This is the most apt book to read at present, with the faceoff between India and Pakistan over Kashmir at a dangerous new level. This conflict-ridden tale has been playing out since insurgency started 30 years ago, or perhaps since Kashmir was first invaded by Pakistan 71 years ago. As the oldest unresolved issue on the UN statute book, the Kashmir story is narrated with precision by Radha Kumar; she calls it a “labour of pain as much as of love”.
The Kashmir dispute has two intertwined strands: internal and external. As an academic and practitioner of conflict resolution, Kumar covers the full spectrum of the Kashmir imbroglio, encompassing its historical roots, troubled legacy and convoluted internal politics, couched in evolving geopolitics and marked by the failure to find any durable meeting points between New Delhi and Srinagar and New Delhi and Rawalpindi. Except, as Kumar points out, in late 2006, with a Musharraf-led government in Pakistan and UPA government in India, when the Lambah-Aziz backchannel produced the 4/5 point formula: no exchange of territory; soft borders across LoC; self-governance and greater autonomy in all three parts of undivided J&K; a cross-LoC consultative mechanism; and demilitarisation of Kashmir commensurate with a decline in terrorism. Kumar says that Musharraf could not push this formula through due to problems arising from his suspending the chief justice and the Lal Masjid episode, without mentioning that Manmohan Singh did not receive the mandate from his party to take the initiative forward. It was a missed opportunity, just like the failure to convert the military gains, including 93,000 Pakistani POWs, in 1971 into a political settlement of the LoC as a border, even if trickier.
Kashmir’s accession to India, distinct from the full merger by other princely states made it a unique case that was backed by commitments made to Kashmiri leaders through Articles 370 and (later) 35 (A), both of which were subsequently sought to be revoked or diluted by New Delhi. The question of political autonomy remains central; political parties in Kashmir, no angels in the power game, are highly suspicious of the central government's tendency to abrogate formal politics.
The question of political autonomy remains central. Kashmiri political parties, no angels in the power game, are very suspicious of the Centre’s tendency to abrogate formal politics.
Kumar has attributed the origins of the insurgency to the rigged elections of 1987, which gave Pakistan its third chance to instigate another insurrection, after 1947 and 1965, both leading to wars which she has traced with considerable insight and depth. Kumar mentions that the 1977 elections were the first free and fair polls, followed by the 2002 elections, which recorded an all-time high turnout of 80 per cent in the Valley. One of the key reasons for the large turnout was the full-scale deployment of the Indian army following the Jaish-e- Mohammed attack on Parliament in December 2001. The de-induction of troops was delayed till after the polls despite Musharraf’s pledge in January 2002 to not allow the use of Pakistani soil for cross-border terrorism.

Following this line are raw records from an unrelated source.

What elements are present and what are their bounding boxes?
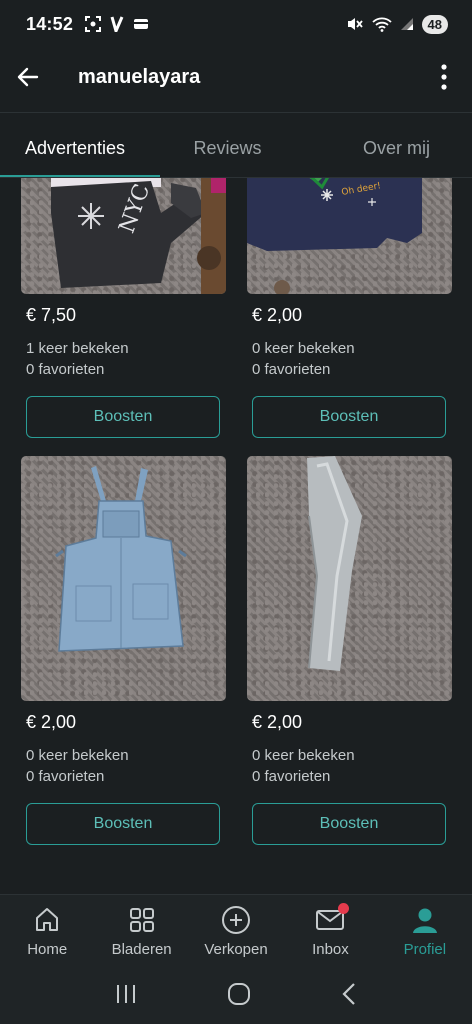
- status-notification-icons: [85, 16, 149, 32]
- app-bar: manuelayara: [0, 48, 472, 106]
- listing-card[interactable]: Oh deer! € 2,00 0 keer bekeken 0 favorie…: [247, 178, 452, 460]
- listing-favorites: 0 favorieten: [26, 361, 105, 378]
- nav-verkopen[interactable]: Verkopen: [189, 895, 283, 968]
- listing-price: € 2,00: [26, 712, 77, 732]
- denim-dungaree-dress-photo[interactable]: [21, 456, 226, 701]
- bottom-navigation: Home Bladeren Verkopen Inbox Profiel: [0, 894, 472, 968]
- arrow-left-icon: [17, 67, 39, 87]
- nav-bladeren[interactable]: Bladeren: [94, 895, 188, 968]
- recent-apps-icon: [117, 984, 135, 1003]
- listing-card[interactable]: € 2,00 0 keer bekeken 0 favorieten Boost…: [247, 456, 452, 867]
- chevron-left-icon: [342, 982, 355, 1005]
- boost-button[interactable]: Boosten: [26, 396, 220, 438]
- listings-grid: NYC € 7,50 1 keer bekeken 0 favorieten B…: [21, 178, 452, 867]
- listing-price: € 7,50: [26, 305, 77, 325]
- status-system-icons: 48: [346, 14, 448, 34]
- listing-price: € 2,00: [252, 712, 303, 732]
- wifi-icon: [371, 17, 392, 32]
- nav-profiel[interactable]: Profiel: [378, 895, 472, 968]
- listing-favorites: 0 favorieten: [26, 768, 105, 785]
- mail-icon: [315, 903, 350, 935]
- battery-indicator: 48: [421, 14, 448, 34]
- status-time: 14:52: [26, 13, 74, 34]
- tab-over-mij[interactable]: Over mij: [295, 118, 472, 178]
- navy-christmas-sweater-photo[interactable]: Oh deer!: [247, 178, 452, 294]
- listing-views: 1 keer bekeken: [26, 340, 129, 357]
- nav-bladeren-label: Bladeren: [111, 941, 172, 958]
- tab-advertenties[interactable]: Advertenties: [0, 118, 160, 178]
- grid-icon: [127, 905, 157, 935]
- black-hoodie-photo[interactable]: NYC: [21, 178, 226, 294]
- nav-inbox-label: Inbox: [312, 941, 349, 958]
- home-button[interactable]: [227, 982, 251, 1011]
- listings-scroll-area[interactable]: NYC € 7,50 1 keer bekeken 0 favorieten B…: [0, 178, 472, 894]
- nav-verkopen-label: Verkopen: [204, 941, 268, 958]
- listing-favorites: 0 favorieten: [252, 361, 331, 378]
- nav-inbox[interactable]: Inbox: [283, 895, 377, 968]
- silver-leggings-photo[interactable]: [247, 456, 452, 701]
- system-navigation-bar: [0, 968, 472, 1024]
- more-options-button[interactable]: [416, 48, 472, 106]
- listing-views: 0 keer bekeken: [26, 747, 129, 764]
- listing-views: 0 keer bekeken: [252, 747, 355, 764]
- boost-button[interactable]: Boosten: [252, 396, 446, 438]
- mute-icon: [347, 18, 363, 30]
- wallet-icon: [134, 19, 149, 29]
- boost-button[interactable]: Boosten: [26, 803, 220, 845]
- more-vertical-icon: [441, 64, 447, 90]
- back-button[interactable]: [0, 48, 56, 106]
- screenshot-icon: [85, 16, 102, 32]
- profile-icon: [410, 905, 440, 935]
- inbox-badge: [338, 903, 350, 914]
- plus-circle-icon: [221, 905, 251, 935]
- home-circle-icon: [228, 982, 250, 1005]
- listing-views: 0 keer bekeken: [252, 340, 355, 357]
- page-title: manuelayara: [78, 65, 201, 88]
- nav-home[interactable]: Home: [0, 895, 94, 968]
- status-bar: 14:52 48: [0, 0, 472, 48]
- listing-price: € 2,00: [252, 305, 303, 325]
- app-bar-divider: [0, 112, 472, 113]
- recent-apps-button[interactable]: [115, 984, 137, 1009]
- nav-profiel-label: Profiel: [403, 941, 447, 958]
- listing-card[interactable]: € 2,00 0 keer bekeken 0 favorieten Boost…: [21, 456, 226, 867]
- home-icon: [32, 905, 62, 935]
- listing-favorites: 0 favorieten: [252, 768, 331, 785]
- system-back-button[interactable]: [341, 982, 357, 1011]
- boost-button[interactable]: Boosten: [252, 803, 446, 845]
- profile-tabs: Advertenties Reviews Over mij: [0, 118, 472, 178]
- vinted-notification-icon: [110, 16, 124, 32]
- listing-card[interactable]: NYC € 7,50 1 keer bekeken 0 favorieten B…: [21, 178, 226, 460]
- signal-icon: [400, 18, 413, 30]
- tab-reviews[interactable]: Reviews: [160, 118, 295, 178]
- nav-home-label: Home: [27, 941, 68, 958]
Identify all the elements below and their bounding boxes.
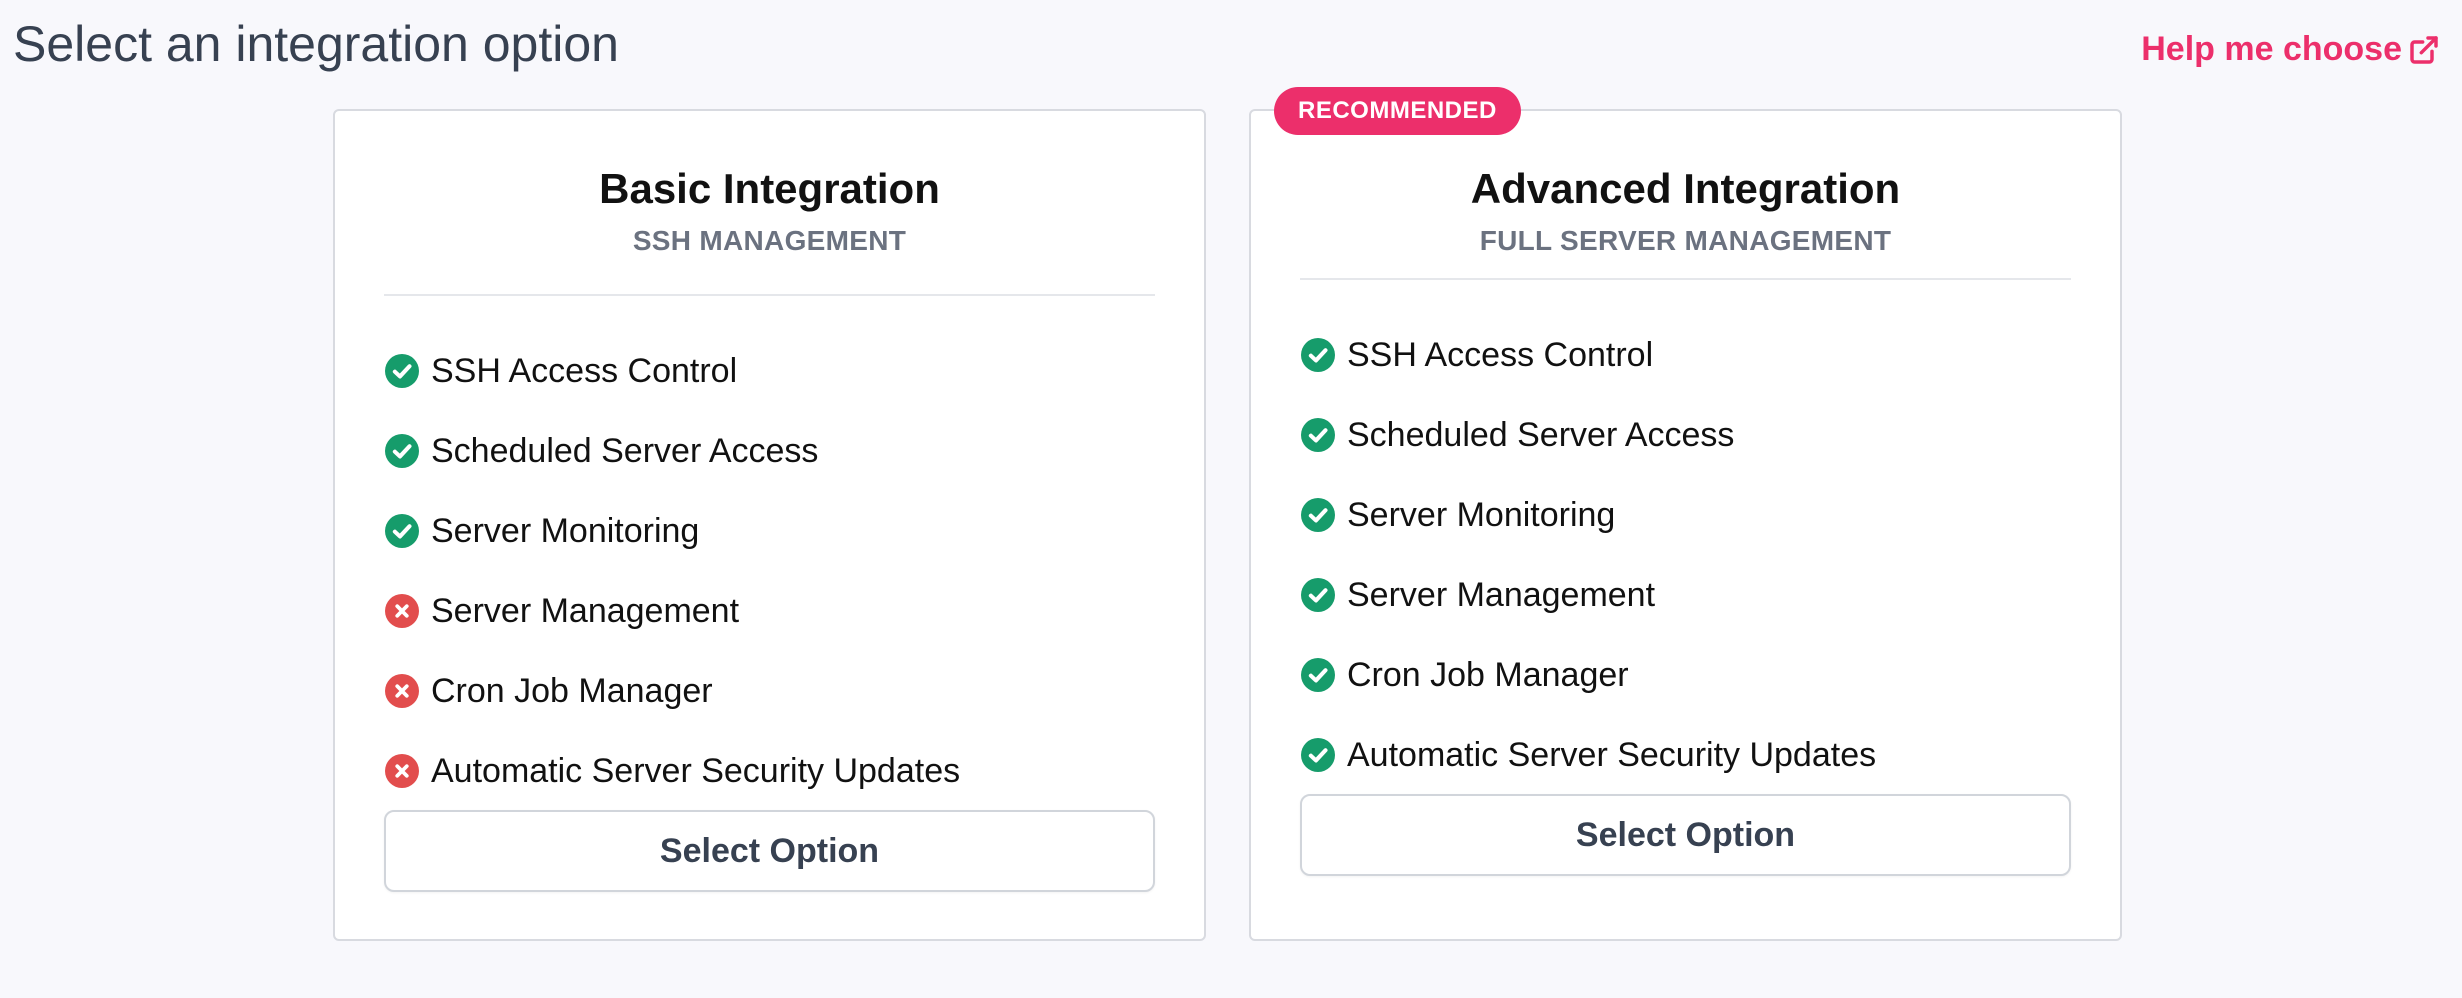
feature-label: Cron Job Manager	[1347, 655, 1629, 694]
feature-item: Automatic Server Security Updates	[1301, 715, 2070, 795]
external-link-icon	[2410, 35, 2438, 64]
divider	[1300, 278, 2071, 280]
check-circle-icon	[1301, 418, 1335, 452]
plan-card-advanced: RECOMMENDED Advanced Integration FULL SE…	[1249, 87, 2122, 941]
feature-item: Scheduled Server Access	[1301, 395, 2070, 475]
check-circle-icon	[385, 434, 419, 468]
check-circle-icon	[1301, 658, 1335, 692]
x-circle-icon	[385, 754, 419, 788]
check-circle-icon	[1301, 498, 1335, 532]
check-circle-icon	[1301, 578, 1335, 612]
feature-label: Server Management	[1347, 575, 1656, 614]
feature-label: Server Management	[431, 591, 740, 630]
plan-card-basic: Basic Integration SSH MANAGEMENT SSH Acc…	[333, 109, 1206, 941]
select-option-button-basic[interactable]: Select Option	[384, 810, 1155, 892]
feature-item: SSH Access Control	[1301, 315, 2070, 395]
feature-label: Automatic Server Security Updates	[1347, 735, 1877, 774]
feature-label: Server Monitoring	[431, 511, 700, 550]
plan-subtitle: SSH MANAGEMENT	[632, 225, 907, 256]
feature-item: Server Management	[1301, 555, 2070, 635]
feature-label: SSH Access Control	[1347, 335, 1654, 374]
feature-item: Server Monitoring	[385, 491, 1154, 571]
feature-label: Cron Job Manager	[431, 671, 713, 710]
feature-item: Automatic Server Security Updates	[385, 731, 1154, 811]
feature-list: SSH Access Control Scheduled Server Acces…	[385, 331, 1154, 811]
help-link-label: Help me choose	[2141, 30, 2402, 68]
feature-item: SSH Access Control	[385, 331, 1154, 411]
feature-item: Scheduled Server Access	[385, 411, 1154, 491]
plan-title: Basic Integration	[599, 165, 940, 212]
feature-item: Cron Job Manager	[385, 651, 1154, 731]
x-circle-icon	[385, 594, 419, 628]
feature-label: Scheduled Server Access	[431, 431, 819, 470]
feature-label: Scheduled Server Access	[1347, 415, 1735, 454]
recommended-badge: RECOMMENDED	[1274, 87, 1521, 135]
check-circle-icon	[1301, 738, 1335, 772]
feature-label: Server Monitoring	[1347, 495, 1616, 534]
divider	[384, 294, 1155, 296]
feature-label: SSH Access Control	[431, 351, 738, 390]
check-circle-icon	[385, 354, 419, 388]
select-option-button-advanced[interactable]: Select Option	[1300, 794, 2071, 876]
check-circle-icon	[385, 514, 419, 548]
help-me-choose-link[interactable]: Help me choose	[2141, 30, 2440, 69]
feature-list: SSH Access Control Scheduled Server Acces…	[1301, 315, 2070, 795]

Kumar writes that the insurgency had strands of ‘Muslim chauvinism’, but it took ten years for it become an Islamist jehad against India. Kumar lists a compendium of blunders which spurred the jehad, not least the dissolution of the assembly in February 1990 and the ensuing ‘counter-insurgency alone’ policy. Governor Jagmohan’s high-handedness in quelling protests, the Gawkadal massacre and other untoward incidents led to the unprecedented event of 137 senior state officers writing to the UN Secretary-General for intervention. Pakistan took full advantage of the civil strife and has not ceased doing so. Insurgency waned and waxed, triggering a process of alienation and radicalisation which culminated in the Burhan Wani uprising in 2016, Pathankot, Uri, surgical strikes, et al.
The chapter on ‘Talking to the People’, on Kumar’s experience as a government interlocutor, is a rich feast for potential envoys. Sadly, her team’s report, with its valuable feedback, went largely unheeded. Two facts emerge. Successive governments have used security forces to combat insurgency whereas the real problem is political, and when conditions amenable to political discourse were created, the opportunities went abegging. Political processes and round tables were launched, with their reports not acted upon. Kumar has reserved the best for the last chapter—looking back and into the future, encapsulating lessons for India, Pakistan and Kashmir. The mess in Kashmir is due more to central and state incompetence and misgovernance than Pakistani chicanery. The revival of a political process like that initiated during Musharraf’s time, though promising, appears unlikely as it is intrinsically against the corporate interests of the military elite. Kashmir, alas, will be left to be hoist with its own petard, with no one able or willing to help.